Hank Lerner, Esq.

Last Updated: July 15, 2011 | View all posts by Hank Lerner, Esq.

The Federal Trade Commission (FTC) today announced a new policy which suspends enforcement of virtually all the Mortgage Assistance Relief Services (MARS) rules against real estate licensees involved in short sales. This is great news – but you’ll need to know a bit more to fully understand what it means to your practice.

As written, the MARS rules state that providers offering mortgage assistance relief services, including mortgage modification and short sale assistance, must make several disclosures to consumers and are prohibited from taking any advance fees in those transactions.

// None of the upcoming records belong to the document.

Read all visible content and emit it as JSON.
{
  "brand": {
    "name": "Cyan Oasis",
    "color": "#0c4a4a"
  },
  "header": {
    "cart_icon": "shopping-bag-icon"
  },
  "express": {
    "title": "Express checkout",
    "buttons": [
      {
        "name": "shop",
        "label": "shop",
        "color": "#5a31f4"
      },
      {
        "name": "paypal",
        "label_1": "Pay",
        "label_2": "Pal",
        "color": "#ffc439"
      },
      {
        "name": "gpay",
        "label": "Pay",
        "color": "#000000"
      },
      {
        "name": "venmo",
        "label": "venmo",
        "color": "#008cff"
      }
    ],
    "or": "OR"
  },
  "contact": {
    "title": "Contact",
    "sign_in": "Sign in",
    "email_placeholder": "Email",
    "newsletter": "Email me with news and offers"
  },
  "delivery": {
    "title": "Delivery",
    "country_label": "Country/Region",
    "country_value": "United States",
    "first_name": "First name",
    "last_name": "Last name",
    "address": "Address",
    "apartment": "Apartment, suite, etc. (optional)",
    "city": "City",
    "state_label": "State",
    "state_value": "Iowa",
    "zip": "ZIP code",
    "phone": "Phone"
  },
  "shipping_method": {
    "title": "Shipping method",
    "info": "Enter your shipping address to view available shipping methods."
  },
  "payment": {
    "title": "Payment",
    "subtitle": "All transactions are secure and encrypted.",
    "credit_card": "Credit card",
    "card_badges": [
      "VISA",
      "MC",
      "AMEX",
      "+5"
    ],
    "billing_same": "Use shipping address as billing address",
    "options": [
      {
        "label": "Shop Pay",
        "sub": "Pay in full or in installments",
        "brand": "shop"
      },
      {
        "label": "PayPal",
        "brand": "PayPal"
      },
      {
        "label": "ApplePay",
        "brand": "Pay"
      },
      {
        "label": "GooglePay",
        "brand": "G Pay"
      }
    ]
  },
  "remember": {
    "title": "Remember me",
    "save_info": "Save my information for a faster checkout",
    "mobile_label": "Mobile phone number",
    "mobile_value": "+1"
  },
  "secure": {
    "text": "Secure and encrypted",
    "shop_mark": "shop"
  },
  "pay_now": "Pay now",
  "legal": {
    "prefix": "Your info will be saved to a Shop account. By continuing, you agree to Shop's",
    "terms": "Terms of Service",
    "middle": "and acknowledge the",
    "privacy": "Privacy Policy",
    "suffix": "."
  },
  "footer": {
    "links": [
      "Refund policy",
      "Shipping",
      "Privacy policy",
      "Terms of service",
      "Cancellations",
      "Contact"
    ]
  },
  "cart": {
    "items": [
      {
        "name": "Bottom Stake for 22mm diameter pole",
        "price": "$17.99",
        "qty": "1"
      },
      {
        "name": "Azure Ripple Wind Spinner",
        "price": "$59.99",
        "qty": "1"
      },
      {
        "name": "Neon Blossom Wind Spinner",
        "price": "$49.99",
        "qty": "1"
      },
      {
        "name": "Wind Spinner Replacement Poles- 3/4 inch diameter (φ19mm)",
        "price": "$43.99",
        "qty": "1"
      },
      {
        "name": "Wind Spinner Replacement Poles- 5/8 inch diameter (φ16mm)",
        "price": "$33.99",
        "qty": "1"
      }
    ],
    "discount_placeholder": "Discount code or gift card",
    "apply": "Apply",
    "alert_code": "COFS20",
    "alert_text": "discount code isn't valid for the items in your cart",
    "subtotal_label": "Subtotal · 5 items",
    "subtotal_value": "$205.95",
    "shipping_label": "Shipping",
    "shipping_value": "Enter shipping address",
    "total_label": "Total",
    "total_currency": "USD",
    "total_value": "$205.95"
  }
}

These rules were created to deal with certain unscrupulous practices that had developed around short sales and mortgage modifications but clearly didn’t take into account the practical aspects of legitimate real estate transactions. 

NAR has been working hard to get some changes from the FTC but when we last reported on this issue, the best they had gotten was an unofficial notice that the FTC likely wouldn’t enforce certain provisions against brokers and agents. This latest release now makes it official that most of the rules will not apply to real estate licensees.

This means that licensees generally do not need to make any of the disclosures in the rules, and that they are no longer prohibited from accepting advance fees.

BUT, there are two major caveats to this new exemption. First, it applies only to licensees involved in short sales, but not to those involved in other MARS services such as mortgage modifications. Simply put, the MARS rules don’t apply if you’re only helping with a short sale, but they do apply if you’re negotiating a modification or some other relief service that isn’t just a short sale.

Second, all rules against misrepresentations still apply. So while you don’t have to provide the disclosures when you’re working in a short sale, you still cannot misrepresent “any material aspect” of the services, such as the likelihood of success, the costs or the time involved in the process. 

PAR will maintain its existing MARS forms for those members who find themselves involved in MARS transactions other than short sales, so you can comply with those rules. It is likely that lenders and other related service providers may not yet be aware of this policy change.  You are encouraged to provide copies of the FTC policy to those providers, but if they insist on compliance you could use the MARS forms even though you may not be legally required to do so.